Like the plot itself, the behavior of the characters should be seen as necessary or probable, in
accordance with the internal logic of their personality. Thus, a character may behave
inconsistently so long as we can perceive this inconsistency as stemming from a personality
that is internally consistent.
Differences between tragedy and epic poetry
• First, tragedy is told in a dramatic, rather than narrative, form, and employs several
different kinds of verse while epic poetry employs only one.
• Second, the action of a tragedy is usually confined to a single day, and so the tragedy itself
is usually much shorter than an epic poem.
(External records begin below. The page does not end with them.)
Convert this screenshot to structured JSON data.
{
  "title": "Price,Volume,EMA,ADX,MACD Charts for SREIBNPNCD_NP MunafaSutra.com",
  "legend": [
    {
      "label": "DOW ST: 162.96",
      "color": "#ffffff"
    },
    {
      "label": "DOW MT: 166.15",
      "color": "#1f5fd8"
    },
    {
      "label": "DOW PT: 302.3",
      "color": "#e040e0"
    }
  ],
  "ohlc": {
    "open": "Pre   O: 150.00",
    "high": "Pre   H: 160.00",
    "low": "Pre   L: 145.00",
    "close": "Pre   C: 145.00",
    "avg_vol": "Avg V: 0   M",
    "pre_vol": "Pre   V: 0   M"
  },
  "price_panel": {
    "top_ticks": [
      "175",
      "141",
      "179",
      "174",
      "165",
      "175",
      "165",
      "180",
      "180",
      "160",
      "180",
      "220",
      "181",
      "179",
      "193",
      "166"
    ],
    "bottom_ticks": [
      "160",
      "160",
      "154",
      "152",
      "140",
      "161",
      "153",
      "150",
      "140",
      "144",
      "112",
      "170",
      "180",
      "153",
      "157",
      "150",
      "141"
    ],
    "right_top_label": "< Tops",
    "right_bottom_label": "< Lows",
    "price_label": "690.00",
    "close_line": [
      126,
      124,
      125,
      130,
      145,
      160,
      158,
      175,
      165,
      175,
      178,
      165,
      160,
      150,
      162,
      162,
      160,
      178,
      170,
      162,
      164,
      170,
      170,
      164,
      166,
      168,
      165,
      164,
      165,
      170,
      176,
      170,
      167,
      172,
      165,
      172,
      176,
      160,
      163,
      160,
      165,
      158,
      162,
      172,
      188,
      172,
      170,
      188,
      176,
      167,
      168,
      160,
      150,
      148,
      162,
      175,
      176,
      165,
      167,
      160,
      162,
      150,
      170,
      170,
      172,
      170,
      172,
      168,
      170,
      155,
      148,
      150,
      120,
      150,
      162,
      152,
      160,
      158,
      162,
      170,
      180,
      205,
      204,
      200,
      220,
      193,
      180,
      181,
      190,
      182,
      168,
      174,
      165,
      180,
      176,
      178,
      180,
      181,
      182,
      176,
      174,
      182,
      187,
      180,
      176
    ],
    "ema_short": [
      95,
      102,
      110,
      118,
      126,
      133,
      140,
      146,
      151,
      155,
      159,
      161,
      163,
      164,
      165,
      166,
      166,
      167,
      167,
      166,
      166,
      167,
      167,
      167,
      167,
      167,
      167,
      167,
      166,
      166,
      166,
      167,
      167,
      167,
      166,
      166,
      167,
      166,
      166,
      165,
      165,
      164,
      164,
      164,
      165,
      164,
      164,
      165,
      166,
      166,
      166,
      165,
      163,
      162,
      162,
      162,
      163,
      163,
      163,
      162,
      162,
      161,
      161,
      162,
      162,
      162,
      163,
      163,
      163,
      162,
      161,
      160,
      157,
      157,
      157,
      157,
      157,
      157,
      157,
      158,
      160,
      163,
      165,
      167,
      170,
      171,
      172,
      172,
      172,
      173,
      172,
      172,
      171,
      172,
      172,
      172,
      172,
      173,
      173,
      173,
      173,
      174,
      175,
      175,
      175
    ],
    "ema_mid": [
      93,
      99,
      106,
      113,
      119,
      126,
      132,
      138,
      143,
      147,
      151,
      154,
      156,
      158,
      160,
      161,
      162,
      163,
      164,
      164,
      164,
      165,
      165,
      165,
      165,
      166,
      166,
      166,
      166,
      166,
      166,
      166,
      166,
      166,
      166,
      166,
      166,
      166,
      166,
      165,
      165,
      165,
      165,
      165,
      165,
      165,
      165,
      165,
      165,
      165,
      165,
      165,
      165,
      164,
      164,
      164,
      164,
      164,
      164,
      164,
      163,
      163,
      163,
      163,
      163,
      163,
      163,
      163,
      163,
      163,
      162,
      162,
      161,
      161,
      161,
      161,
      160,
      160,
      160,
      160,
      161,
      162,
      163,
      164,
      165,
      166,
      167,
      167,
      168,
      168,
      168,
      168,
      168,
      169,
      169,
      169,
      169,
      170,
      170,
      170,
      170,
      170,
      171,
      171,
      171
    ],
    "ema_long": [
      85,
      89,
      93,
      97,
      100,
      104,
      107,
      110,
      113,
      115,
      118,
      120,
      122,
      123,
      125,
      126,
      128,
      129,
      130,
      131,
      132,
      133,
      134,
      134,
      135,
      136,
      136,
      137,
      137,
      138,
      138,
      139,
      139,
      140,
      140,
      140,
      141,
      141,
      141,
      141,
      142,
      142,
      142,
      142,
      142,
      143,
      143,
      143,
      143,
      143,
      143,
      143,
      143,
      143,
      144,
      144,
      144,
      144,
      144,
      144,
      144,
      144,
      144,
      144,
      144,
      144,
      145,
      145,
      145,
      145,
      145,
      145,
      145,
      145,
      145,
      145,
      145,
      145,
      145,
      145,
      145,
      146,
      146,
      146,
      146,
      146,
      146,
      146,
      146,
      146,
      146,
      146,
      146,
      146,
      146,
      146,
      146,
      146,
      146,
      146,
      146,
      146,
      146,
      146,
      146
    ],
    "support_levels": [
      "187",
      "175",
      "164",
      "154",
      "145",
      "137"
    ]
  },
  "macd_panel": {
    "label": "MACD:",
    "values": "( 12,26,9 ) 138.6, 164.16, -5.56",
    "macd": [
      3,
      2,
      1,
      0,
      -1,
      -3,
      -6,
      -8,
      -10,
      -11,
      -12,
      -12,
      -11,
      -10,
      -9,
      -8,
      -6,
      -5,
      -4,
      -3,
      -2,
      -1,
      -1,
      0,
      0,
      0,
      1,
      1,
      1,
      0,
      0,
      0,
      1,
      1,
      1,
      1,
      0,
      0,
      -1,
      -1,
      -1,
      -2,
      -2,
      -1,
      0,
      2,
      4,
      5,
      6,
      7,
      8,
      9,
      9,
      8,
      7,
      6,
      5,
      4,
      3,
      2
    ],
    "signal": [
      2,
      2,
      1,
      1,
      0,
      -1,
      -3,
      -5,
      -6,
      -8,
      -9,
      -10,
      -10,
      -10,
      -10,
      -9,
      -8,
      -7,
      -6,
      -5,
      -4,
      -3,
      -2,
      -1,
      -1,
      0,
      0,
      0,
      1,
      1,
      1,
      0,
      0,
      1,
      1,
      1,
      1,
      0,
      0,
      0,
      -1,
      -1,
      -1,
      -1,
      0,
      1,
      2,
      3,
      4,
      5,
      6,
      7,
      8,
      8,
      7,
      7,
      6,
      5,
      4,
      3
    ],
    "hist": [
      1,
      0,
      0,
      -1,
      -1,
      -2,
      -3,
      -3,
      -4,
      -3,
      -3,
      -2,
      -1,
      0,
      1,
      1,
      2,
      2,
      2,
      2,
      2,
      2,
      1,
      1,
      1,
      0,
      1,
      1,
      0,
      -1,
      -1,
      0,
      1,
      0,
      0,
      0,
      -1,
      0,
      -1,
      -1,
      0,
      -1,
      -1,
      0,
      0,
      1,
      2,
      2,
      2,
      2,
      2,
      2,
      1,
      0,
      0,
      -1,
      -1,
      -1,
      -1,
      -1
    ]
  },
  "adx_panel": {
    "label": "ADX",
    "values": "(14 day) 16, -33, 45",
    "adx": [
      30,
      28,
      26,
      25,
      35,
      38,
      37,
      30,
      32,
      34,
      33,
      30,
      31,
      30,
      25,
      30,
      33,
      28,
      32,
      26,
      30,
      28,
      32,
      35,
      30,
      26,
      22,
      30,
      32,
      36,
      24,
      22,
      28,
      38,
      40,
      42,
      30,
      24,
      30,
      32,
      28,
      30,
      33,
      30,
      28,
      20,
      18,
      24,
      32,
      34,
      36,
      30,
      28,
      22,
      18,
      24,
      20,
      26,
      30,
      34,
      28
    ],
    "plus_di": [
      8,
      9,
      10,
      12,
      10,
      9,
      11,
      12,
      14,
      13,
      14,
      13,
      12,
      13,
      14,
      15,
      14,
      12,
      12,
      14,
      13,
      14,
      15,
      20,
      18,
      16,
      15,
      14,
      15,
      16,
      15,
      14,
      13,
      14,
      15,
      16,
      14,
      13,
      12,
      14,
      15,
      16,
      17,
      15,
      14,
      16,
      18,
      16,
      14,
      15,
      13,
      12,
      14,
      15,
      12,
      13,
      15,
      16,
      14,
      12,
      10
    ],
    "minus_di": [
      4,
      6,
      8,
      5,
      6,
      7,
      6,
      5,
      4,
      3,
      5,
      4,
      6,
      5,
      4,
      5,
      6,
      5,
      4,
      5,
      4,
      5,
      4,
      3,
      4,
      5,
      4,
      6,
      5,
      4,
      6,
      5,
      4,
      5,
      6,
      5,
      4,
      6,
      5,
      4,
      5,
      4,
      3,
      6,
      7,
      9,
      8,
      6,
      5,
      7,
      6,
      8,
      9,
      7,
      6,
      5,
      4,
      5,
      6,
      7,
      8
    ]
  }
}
• Third, while tragedy has all the elements that are characteristic of epic poetry, it also has
some additional elements that are unique to it alone.
• First, epic poetry must maintain the unity of plot. In this it is allied with tragedy against
history. History tells us all that happened during a certain time period or to certain
people, and as such it is often somewhat disconnected. Epic poetry should focus on one
particular story that remains an organic whole. Homer is an excellent example of such an
epic poet, as he tells a particular, connected story in the Iliad rather than trying to narrate
everything that happened during the Trojan War.
• Second, epic poetry must share many of the elements of tragedy. Like tragedy, it should
be either simple or complex, and it should deal primarily either with a character or with
suffering. Aside from spectacle and melody, the six parts of tragedy are all present in epic
poetry, and epic poetry can also feature peripeteia and anagnorisis.
• There are also two notable dissimilarities between epic poetry and tragedy. The first is
the length: an epic poem can reasonably last as long as a whole series of tragedies,
provided it can be presented in one hearing. The plot of an epic poem can be far more
expansive because it is not limited by the stage. Epic poetry can jump back and forth
between events happening at the same time in different places in a way that would be
impossible on stage. Second, epic poetry should be narrated in heroic meter, while
tragedy is normally spoken in iambic meter.
• Aristotle is clearly an admirer of Homer's, as almost all his examples of good epic poetry
are drawn from Homer. He praises Homer for reducing his own voice in the narrative and
letting the actions and the characters tell the story themselves. He uses Homer to show
how epic poetry can recount exaggerated events in a believable manner. A tragedy could
never get away with such marvels, since they are less credible when we see them
performed. Having said this, he remarks that no plot should ever hinge on improbable
events but praises Homer for managing through his art to make this flaw in
the Odyssey seem insignificant. He also praises Homer as a master of using paralogisms
(conclusions resulting from faulty or illogical arguments) to make lies seem believable.
• Aristotle cautions against an overenthusiastic use of elaborate diction. While it is pleasing
when there is no action to recount, and no character or thought to reveal, ornate diction
can often obscure these more important elements when they are found together.